Previous studies have demonstrated that different Ras isoforms exhibited quantitative and qualitative differences in their ability to activate particular downstream effector signalling [15, 40]. To discern the underlying signalling responsible for the different roles of KRas and HRas in mediating the pro-bone metastasis of MAZ overexpression in PCa, the effects of KRas and HRas on the expression levels of p-Erk, p-AKT and activated RalA were further investigated by constructing KRas or HRas expressing PCa cell lines by ectopically overexpressing KRas or HRas in PC-3 cells and endogenously knocking down KRas or HRas by retrovirus infection in PC-3 and VCaP cell lines (Additional file 5: Figure S5A-C). Western blot analysis revealed that the upregulation or silencing of KRas simultaneously increased or reduced the expression levels of p-Erk, p-AKT and activated RalA in PCa cells (Fig. 6a). However, the upregulation or silencing of HRas enhanced or inhibited the expression levels of p-Erk and p-AKT but had no influence on activated RalA (Fig. 6b). Moreover, KRas, but not HRas, had a significant effect on the invasion and migration abilities of PCa cells. (Additional file 5: Figure S5A-G). Our aforementioned results demonstrated that MAZ transcriptionally activated KRas and HRas, where only silencing KRas can rescue the pro-bone metastasis effects of MAZ overexpression in PCa (Figs. 4 and 5). Thus, these findings suggest that RalGEFs signalling may be a potential effector signalling contributing to the different roles of KRas and HRas in mediating the pro-bone metastasis of MAZ overexpression in PCa. To verify this hypothesis, three inhibitors of the activity of the three major effector pathways downstream of Ras (ERK, AKT, and RalGEFs pathway), including RBC8 for RalGEFs [41], FR180204 for ERK [42], BMK120 [43] for PI3K and API2 for AKT [44], were applied to MAZ-overexpressing PC-3 cells. Predictably, only RBC8 effectively attenuated the stimulatory effects of MAZ overexpression on the invasion and migration ability of PC-3 cells (Fig. 6c). Importantly, RBC8 dramatically repressed the bone metastasis ability in MAZ-overexpressing cells (Fig. 6d-j). Collectively, our results indicate that MAZ promotes bone metastasis of PCa via KRas/RalGEFs signalling.
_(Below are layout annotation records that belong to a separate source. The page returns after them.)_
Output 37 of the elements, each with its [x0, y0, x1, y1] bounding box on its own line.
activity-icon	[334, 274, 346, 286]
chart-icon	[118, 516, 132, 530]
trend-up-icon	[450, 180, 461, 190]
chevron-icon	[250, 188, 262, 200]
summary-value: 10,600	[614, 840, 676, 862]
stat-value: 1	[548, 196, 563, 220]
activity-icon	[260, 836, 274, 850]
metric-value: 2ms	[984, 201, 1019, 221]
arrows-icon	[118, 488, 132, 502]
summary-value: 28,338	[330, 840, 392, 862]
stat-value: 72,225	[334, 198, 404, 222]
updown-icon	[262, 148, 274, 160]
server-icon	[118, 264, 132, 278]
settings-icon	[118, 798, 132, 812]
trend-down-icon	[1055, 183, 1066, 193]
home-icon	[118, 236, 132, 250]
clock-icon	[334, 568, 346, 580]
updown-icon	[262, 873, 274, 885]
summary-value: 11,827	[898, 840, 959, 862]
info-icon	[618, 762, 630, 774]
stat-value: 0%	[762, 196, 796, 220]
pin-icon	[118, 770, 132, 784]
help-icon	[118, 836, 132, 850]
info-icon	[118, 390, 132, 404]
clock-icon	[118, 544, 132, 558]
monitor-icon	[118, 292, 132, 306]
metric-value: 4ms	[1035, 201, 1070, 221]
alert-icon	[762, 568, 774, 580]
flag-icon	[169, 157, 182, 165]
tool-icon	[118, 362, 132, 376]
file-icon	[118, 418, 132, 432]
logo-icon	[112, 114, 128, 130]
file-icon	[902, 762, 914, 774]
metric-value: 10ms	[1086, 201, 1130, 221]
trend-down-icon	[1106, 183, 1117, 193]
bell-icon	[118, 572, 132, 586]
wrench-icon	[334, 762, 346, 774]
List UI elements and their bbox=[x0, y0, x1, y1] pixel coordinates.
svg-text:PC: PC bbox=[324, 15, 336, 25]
To investigate the clinical significance of MAZ-induced KRas and HRas, IHC staining was performed in the PCa tissues. As shown in Fig. 7a-c, MAZ expression in PCa tissues with bone metastasis was elevated compared with that in PCa tissues without bone metastasis and further increased in metastatic bone tissues; consistently, the expression of HRas and KRas exhibited the same pattern. Since activated RAL cannot be observed by IHC, it is not presented here. Meanwhile, the protein expression levels of MAZ, KRas and activated RalA were examined in PCa tissues and metastatic bone tissues by western blotting. As shown in Fig. 7d, MAZ expression was elevated in PCa tissues with bone metastasis (T4–6) compared with expression in PCa tissues without bone metastasis and was further increased in metastatic bone tissues (T7–9); consistently, protein expression of KRas and activated RalA exhibited the same pattern (Fig. 7d). Taken together, our results indicate that overexpression of MAZ activates KRas and RalGEFS, resulting in the bone metastasis of PCa (Fig. 7e).